The pre-curved fingers are comfortable, though I’m not sure how much difference that makes over non-curved fingers. Since the seams are on the outside, there is no irritating fabric rubbing against my fingers, which makes wearing the gloves for a long time (2-3 hours) comfortable. I will never, ever buy a pair of gloves with internal seams ever again. The difference in comfort is astounding.
The Ultimo gloves are construction with full grain leather, and double layers in key impact areas. Your top knuckles are covered by a hard plastic guard, and each finger knuckle is covered by the same material. The pinky side of the glove is covered with an extra layer of leather and is double-stitched. My jacket’s sleeves are a bit short, so having the gauntlet cuff covers skin that would otherwise be exposed to the elements. The higher cuff also makes the gloves feel secure on my arms, and provides some support to my wrists. I can’t speak to how well they would perform in slide, and I hope I never have to; however, I think they would do a good job of keeping my bones unbroken and keeping my skin attached.
The perforated leather and knuckle vent allows quite a bit of air to flow through the glove. I expected to have hot, sweaty hands on super warm days, but to my surprise they stay fairly cool. The vents seem to be in all the right places. If I do feel my hands getting warm, I just splay my fingers into the wind and feel a good bit of air rush in. On extremely hot and humid (85º+) days, yes, my hands are hot and pink by the end of a 2-hour ride, but they aren’t sore or chaffed. On very cold days (40º-50º), the venting in these gloves makes them too cold. You can’t have it both ways. For my fair weather riding, these gloves are fine. For those colder rides, I just make it quick and wear a thin glove underneath. If you have the luxury of heated grips (I don’t), then none of this will matter.
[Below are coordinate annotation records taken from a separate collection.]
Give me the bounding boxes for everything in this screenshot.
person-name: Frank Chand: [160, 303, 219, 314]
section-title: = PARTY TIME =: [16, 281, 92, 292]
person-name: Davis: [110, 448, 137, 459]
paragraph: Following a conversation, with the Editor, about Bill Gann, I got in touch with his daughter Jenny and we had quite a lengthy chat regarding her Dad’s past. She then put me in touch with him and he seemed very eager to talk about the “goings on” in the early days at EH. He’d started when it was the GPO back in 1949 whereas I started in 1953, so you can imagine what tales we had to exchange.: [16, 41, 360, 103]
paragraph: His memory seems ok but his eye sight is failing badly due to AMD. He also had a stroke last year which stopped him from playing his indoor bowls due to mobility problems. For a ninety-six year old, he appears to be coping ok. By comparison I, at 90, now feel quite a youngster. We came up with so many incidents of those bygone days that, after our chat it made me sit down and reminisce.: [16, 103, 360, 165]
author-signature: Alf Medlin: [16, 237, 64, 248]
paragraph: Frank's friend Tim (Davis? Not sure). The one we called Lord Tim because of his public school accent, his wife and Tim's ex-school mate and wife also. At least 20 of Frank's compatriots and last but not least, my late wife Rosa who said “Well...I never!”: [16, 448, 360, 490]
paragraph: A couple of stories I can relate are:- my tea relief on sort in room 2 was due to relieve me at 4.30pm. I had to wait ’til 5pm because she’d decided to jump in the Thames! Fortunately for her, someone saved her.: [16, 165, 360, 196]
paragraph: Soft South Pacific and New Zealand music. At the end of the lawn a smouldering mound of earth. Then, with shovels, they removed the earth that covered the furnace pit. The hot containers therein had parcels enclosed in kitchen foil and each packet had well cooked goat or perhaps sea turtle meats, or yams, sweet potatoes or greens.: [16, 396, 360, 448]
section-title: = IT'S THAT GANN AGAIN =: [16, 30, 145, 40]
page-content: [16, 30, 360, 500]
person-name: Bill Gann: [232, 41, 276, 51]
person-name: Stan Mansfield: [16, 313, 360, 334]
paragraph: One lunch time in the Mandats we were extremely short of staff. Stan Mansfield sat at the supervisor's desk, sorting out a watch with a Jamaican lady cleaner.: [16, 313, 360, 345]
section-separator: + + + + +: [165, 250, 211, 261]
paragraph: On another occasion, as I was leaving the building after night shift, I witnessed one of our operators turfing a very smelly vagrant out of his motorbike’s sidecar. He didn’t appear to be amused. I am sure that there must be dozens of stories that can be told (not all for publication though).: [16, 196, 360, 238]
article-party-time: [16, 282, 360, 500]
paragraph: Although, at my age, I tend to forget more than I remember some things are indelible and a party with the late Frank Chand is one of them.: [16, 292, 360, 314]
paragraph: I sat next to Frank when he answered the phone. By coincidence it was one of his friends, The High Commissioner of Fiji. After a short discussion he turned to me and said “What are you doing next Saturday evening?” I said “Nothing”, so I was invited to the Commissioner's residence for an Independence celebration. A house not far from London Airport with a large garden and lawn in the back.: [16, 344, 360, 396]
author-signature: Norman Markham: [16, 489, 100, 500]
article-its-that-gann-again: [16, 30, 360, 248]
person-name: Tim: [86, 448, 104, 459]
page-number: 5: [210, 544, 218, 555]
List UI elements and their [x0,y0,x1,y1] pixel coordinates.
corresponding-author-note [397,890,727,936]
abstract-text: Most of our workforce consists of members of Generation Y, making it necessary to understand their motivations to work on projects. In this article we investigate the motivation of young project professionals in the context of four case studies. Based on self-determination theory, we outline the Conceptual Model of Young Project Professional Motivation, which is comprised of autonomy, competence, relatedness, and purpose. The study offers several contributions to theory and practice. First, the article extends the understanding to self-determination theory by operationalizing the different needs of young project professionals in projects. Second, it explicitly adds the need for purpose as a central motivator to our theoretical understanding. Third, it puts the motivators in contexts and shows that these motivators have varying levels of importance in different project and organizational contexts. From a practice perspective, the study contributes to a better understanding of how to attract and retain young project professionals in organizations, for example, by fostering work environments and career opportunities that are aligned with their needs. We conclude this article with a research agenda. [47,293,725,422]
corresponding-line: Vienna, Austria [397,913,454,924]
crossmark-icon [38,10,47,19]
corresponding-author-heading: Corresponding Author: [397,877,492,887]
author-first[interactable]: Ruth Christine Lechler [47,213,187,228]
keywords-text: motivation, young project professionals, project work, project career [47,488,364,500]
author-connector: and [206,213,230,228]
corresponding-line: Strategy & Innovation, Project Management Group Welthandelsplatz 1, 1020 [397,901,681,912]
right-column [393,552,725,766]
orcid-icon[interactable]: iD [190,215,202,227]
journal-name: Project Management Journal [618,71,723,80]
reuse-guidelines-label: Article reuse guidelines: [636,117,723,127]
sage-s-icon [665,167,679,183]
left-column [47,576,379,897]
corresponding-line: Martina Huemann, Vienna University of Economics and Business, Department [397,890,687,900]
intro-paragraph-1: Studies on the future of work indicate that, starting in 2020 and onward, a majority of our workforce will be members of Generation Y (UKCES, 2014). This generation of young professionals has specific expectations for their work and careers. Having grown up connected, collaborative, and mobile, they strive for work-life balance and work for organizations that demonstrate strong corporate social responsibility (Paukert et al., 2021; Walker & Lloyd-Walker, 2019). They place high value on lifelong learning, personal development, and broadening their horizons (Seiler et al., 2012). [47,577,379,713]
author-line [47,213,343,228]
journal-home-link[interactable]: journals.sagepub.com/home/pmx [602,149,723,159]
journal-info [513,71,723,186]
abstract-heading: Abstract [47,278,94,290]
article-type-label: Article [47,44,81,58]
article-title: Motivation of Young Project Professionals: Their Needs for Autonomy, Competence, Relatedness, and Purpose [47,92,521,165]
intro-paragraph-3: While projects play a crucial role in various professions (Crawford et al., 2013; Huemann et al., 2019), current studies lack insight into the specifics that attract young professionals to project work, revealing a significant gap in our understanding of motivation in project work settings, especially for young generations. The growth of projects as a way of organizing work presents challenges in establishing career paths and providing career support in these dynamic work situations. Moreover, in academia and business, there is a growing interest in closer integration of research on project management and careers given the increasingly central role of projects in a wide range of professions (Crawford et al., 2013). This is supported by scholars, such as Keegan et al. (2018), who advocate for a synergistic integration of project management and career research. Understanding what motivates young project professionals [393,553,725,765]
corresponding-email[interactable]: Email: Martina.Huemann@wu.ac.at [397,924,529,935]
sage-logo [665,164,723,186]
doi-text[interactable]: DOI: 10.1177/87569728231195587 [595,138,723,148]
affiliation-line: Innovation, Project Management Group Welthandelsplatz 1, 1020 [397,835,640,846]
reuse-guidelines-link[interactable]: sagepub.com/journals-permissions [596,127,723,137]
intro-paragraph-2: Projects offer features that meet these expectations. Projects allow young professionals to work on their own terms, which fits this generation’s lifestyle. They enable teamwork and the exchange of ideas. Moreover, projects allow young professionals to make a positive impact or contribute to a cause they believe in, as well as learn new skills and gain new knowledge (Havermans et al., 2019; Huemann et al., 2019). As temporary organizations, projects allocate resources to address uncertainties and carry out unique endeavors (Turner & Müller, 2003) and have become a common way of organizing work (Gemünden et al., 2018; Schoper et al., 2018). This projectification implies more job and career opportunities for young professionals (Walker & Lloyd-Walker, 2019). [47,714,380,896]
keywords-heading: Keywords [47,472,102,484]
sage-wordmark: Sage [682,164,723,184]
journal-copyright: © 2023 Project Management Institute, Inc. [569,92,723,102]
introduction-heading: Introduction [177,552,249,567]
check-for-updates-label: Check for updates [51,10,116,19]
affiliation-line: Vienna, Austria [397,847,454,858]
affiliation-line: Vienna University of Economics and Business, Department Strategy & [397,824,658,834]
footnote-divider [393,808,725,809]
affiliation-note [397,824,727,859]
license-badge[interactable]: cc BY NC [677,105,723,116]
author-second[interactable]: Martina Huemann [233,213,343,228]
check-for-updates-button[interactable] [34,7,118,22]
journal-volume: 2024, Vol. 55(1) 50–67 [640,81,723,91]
There’s no getting around it—these gloves are ugly. The mishmash of materials makes the glove seem a bit Frankenstein-ish, and it’s a bit weird to have the palm and fingers be a beige color. It clashes with the rest of the glove, especially with the blue or red versions. (I would have preferred white/black version myself, but all the store had on the rack was the all-black version.)
I’ve put about 1,500 miles on the Ultimo gloves, and they are holding up pretty well. The beige palm has been stained black from the dirt and grime of my hand grips, making them look a bit dingy. The velcro straps are still perfectly sticky and all the seams have remained in tact. The padding in the palm still provides a good amount of cushion. The gloves look worn, but not worn out. Since the gloves are backed by a lifetime guarantee, I expect them to be fairly durable, and they seem to be.
Third Year Update! (added 6/4/15)
Unfortunately, I’ve had to get these gloves replaced twice due to the velcro wrist straps coming apart at the seam. Cycle Gear has been great about replacing them both times, but it’s annoying to have to make a trip to the store to get them replaced, even if it is at no charge. My second replacement is now experiencing the exact same issue in the exact same spot, so I need to exchange them for a third time. There is clearly a design flaw in the wrist strap. Hopefully, the manufacturer will take a look at that in future versions of the glove. (Updated 6/14/15)
Overall, I’m pretty happy with the Sedici Ultimo gloves, and I use them on every ride. At the sale price of $65, I think they provide a very good value, especially with Sedici’s lifetime guarantee.